Background: Patients who receive high dose corticosteroids and thereafter become hyperglycemic are at increased risk of inpatient mortality and developing diabetes. However, it is difficult to predict which patients will become hyperglycemic.

Methods: A cohort of 19882 patients with 28845 inpatient encounters between Oct 2014 and Aug 2018 was selected to create a model to predict incident hyperglycemia. Patients in this cohort were 18 years old and had received high dose corticosteroids (20mg/day of prednisone equivalents). Patients who died during admission or were discharged to hospice were excluded. Model features included creatinine, bicarbonate, AST, ALT, and albumin results and total steroid administration dose in the prior 24 hours as continuous variables and the presence of a lactate result in this period as a binary indicator variable. The outcome of hyperglycemic events was defined as patients having a blood glucose value above 180 within 12 hours of steroid administration. A logistic regression analysis was used as the predictive method.

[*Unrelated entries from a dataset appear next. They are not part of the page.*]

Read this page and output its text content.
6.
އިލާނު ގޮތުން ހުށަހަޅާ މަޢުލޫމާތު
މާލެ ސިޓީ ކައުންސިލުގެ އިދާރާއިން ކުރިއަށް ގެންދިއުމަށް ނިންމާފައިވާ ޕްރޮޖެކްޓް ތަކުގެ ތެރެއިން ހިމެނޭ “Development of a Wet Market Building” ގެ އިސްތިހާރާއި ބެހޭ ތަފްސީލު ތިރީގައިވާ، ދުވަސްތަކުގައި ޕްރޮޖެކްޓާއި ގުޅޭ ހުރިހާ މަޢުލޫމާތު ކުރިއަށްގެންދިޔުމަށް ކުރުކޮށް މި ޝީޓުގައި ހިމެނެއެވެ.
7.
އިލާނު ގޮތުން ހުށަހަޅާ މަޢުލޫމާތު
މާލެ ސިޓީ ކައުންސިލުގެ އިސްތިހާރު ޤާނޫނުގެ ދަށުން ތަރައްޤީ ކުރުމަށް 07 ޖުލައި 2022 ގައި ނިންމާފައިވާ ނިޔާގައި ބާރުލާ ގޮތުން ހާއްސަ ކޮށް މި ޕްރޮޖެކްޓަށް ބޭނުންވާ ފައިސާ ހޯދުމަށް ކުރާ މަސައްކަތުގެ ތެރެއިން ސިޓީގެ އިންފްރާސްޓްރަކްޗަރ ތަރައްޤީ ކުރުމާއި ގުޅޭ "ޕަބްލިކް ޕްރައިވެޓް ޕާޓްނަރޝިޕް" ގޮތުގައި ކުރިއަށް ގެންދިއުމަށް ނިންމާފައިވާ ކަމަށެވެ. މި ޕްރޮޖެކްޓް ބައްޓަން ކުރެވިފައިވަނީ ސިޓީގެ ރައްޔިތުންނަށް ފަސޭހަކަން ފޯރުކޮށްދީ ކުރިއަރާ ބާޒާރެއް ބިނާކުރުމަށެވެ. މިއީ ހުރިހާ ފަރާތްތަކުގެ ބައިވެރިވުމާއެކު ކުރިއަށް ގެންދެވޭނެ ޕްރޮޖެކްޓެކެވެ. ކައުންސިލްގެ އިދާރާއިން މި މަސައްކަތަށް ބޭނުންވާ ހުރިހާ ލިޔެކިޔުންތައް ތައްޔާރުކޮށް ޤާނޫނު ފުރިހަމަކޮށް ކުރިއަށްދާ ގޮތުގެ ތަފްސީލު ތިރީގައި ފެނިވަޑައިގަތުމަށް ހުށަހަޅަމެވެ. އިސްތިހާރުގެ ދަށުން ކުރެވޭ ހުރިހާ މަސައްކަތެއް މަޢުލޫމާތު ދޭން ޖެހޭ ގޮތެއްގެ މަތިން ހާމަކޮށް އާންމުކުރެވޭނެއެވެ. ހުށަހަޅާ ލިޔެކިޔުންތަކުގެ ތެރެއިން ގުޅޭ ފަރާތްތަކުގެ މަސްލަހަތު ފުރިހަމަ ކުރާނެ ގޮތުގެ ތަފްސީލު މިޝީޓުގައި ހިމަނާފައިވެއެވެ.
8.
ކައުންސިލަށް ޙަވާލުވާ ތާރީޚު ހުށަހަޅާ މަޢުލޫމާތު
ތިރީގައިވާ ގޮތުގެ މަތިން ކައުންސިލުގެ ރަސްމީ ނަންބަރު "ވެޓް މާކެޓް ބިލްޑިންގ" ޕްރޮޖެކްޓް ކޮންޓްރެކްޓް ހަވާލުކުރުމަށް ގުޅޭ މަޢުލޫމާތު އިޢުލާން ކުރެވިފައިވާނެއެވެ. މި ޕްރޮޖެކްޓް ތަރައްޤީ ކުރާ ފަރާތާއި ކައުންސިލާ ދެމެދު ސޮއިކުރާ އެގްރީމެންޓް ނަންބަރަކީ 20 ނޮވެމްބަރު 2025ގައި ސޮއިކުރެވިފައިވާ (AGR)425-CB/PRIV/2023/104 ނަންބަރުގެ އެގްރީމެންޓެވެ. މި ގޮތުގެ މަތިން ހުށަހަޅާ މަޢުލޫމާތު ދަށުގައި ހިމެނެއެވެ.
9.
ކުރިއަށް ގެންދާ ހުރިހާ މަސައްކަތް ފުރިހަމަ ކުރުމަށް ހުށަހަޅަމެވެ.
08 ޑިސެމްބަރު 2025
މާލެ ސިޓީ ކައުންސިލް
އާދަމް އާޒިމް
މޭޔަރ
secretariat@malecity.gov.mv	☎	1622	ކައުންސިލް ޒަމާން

Results: A subset of 71837 steroid administrations were used to create the predictive model and 8278 were used to test the model’s performance (AUC of 0.737).

Conclusion: Several labs in the 24 hours prior to receipt of high dose steroids are associated with hyperglycemia. The presence of a lactate result was the most significant predictor of future hyperglycemia.

Disclosure

M.G. Simons: None. J.D. Futoma: None. M. Gao: None. K. Corey: None. M. Sendak: None. K.B. Whalen: None. F. Doshi-velez: None. A.S. McGee: None. T. Setji: None.